There was a lot more exploration and a lot more improvisation with “Chaos at Hogwarts,” which really rewards longtime Harry Potter fans who have an encyclopedic knowledge of the world — for example, in the darkened passages, I cast “Lumos” without being given instruction to do so, or “immobulus” with the pixies, and it worked both times. You can apparently even use dark magic, though I didn’t try it myself. While I preferred the feeling of flight in “Wizards Take Flight,” “Chaos at Hogwarts” is one VR experience that could actually be different every time you go through it, which captures that open-world awe that any Harry Potter fan craves.
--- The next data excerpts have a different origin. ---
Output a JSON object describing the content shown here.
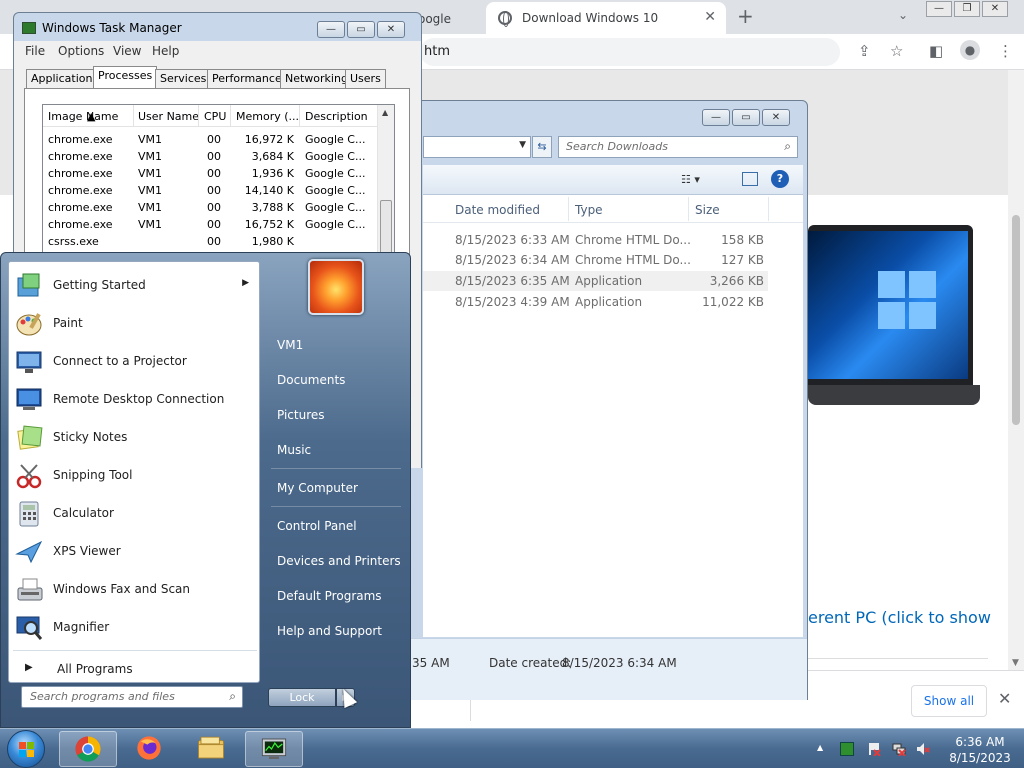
{
  "chrome": {
    "partial_tab_text": "oogle",
    "active_tab_title": "Download Windows 10",
    "new_tab_label": "+",
    "address_partial": "htm",
    "cta_text_partial": "erent PC (click to show",
    "show_all_label": "Show all"
  },
  "explorer": {
    "search_placeholder": "Search Downloads",
    "columns": {
      "date_modified": "Date modified",
      "type": "Type",
      "size": "Size"
    },
    "rows": [
      {
        "date": "8/15/2023 6:33 AM",
        "type": "Chrome HTML Do...",
        "size": "158 KB"
      },
      {
        "date": "8/15/2023 6:34 AM",
        "type": "Chrome HTML Do...",
        "size": "127 KB"
      },
      {
        "date": "8/15/2023 6:35 AM",
        "type": "Application",
        "size": "3,266 KB"
      },
      {
        "date": "8/15/2023 4:39 AM",
        "type": "Application",
        "size": "11,022 KB"
      }
    ],
    "details_partial_modified": ":35 AM",
    "details_created_label": "Date created:",
    "details_created_value": "8/15/2023 6:34 AM"
  },
  "taskmgr": {
    "title": "Windows Task Manager",
    "menu": {
      "file": "File",
      "options": "Options",
      "view": "View",
      "help": "Help"
    },
    "tabs": {
      "applications": "Applications",
      "processes": "Processes",
      "services": "Services",
      "performance": "Performance",
      "networking": "Networking",
      "users": "Users"
    },
    "columns": {
      "image_name": "Image Name",
      "user_name": "User Name",
      "cpu": "CPU",
      "memory": "Memory (...",
      "description": "Description"
    },
    "processes": [
      {
        "name": "chrome.exe",
        "user": "VM1",
        "cpu": "00",
        "mem": "16,972 K",
        "desc": "Google C..."
      },
      {
        "name": "chrome.exe",
        "user": "VM1",
        "cpu": "00",
        "mem": "3,684 K",
        "desc": "Google C..."
      },
      {
        "name": "chrome.exe",
        "user": "VM1",
        "cpu": "00",
        "mem": "1,936 K",
        "desc": "Google C..."
      },
      {
        "name": "chrome.exe",
        "user": "VM1",
        "cpu": "00",
        "mem": "14,140 K",
        "desc": "Google C..."
      },
      {
        "name": "chrome.exe",
        "user": "VM1",
        "cpu": "00",
        "mem": "3,788 K",
        "desc": "Google C..."
      },
      {
        "name": "chrome.exe",
        "user": "VM1",
        "cpu": "00",
        "mem": "16,752 K",
        "desc": "Google C..."
      },
      {
        "name": "csrss.exe",
        "user": "",
        "cpu": "00",
        "mem": "1,980 K",
        "desc": ""
      }
    ]
  },
  "startmenu": {
    "programs": [
      {
        "label": "Getting Started",
        "icon": "getting-started-icon",
        "has_submenu": true
      },
      {
        "label": "Paint",
        "icon": "paint-icon"
      },
      {
        "label": "Connect to a Projector",
        "icon": "projector-icon"
      },
      {
        "label": "Remote Desktop Connection",
        "icon": "remote-desktop-icon"
      },
      {
        "label": "Sticky Notes",
        "icon": "sticky-notes-icon"
      },
      {
        "label": "Snipping Tool",
        "icon": "snipping-tool-icon"
      },
      {
        "label": "Calculator",
        "icon": "calculator-icon"
      },
      {
        "label": "XPS Viewer",
        "icon": "xps-viewer-icon"
      },
      {
        "label": "Windows Fax and Scan",
        "icon": "fax-scan-icon"
      },
      {
        "label": "Magnifier",
        "icon": "magnifier-icon"
      }
    ],
    "all_programs": "All Programs",
    "search_placeholder": "Search programs and files",
    "right_items": {
      "user": "VM1",
      "documents": "Documents",
      "pictures": "Pictures",
      "music": "Music",
      "my_computer": "My Computer",
      "control_panel": "Control Panel",
      "devices_printers": "Devices and Printers",
      "default_programs": "Default Programs",
      "help_support": "Help and Support"
    },
    "lock_label": "Lock"
  },
  "taskbar": {
    "pinned": [
      "chrome-icon",
      "firefox-icon",
      "file-explorer-icon",
      "task-manager-icon"
    ],
    "clock_time": "6:36 AM",
    "clock_date": "8/15/2023"
  },
  "colors": {
    "taskbar": "#4a6b91",
    "startmenu_right": "#4c6a8c",
    "link_blue": "#0067b8",
    "window_frame": "#c8d8ea"
  }
}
Despite the small spaces that they’re both held in, the VR adventures are probably the closest that Harry Potter fans would get to riding a Wizarding World theme park ride without buying a ticket to a Universal Studios park. They’re incredibly immersive, with even a little story thrown in to keep you engaged, and some hurdles to remind you that you are still bad at video games. But you could still make a decent wizard.
Tickets are available now for “Chaos at Hogwarts” and “Wizards Take Flight” at the Harry Potter New York store.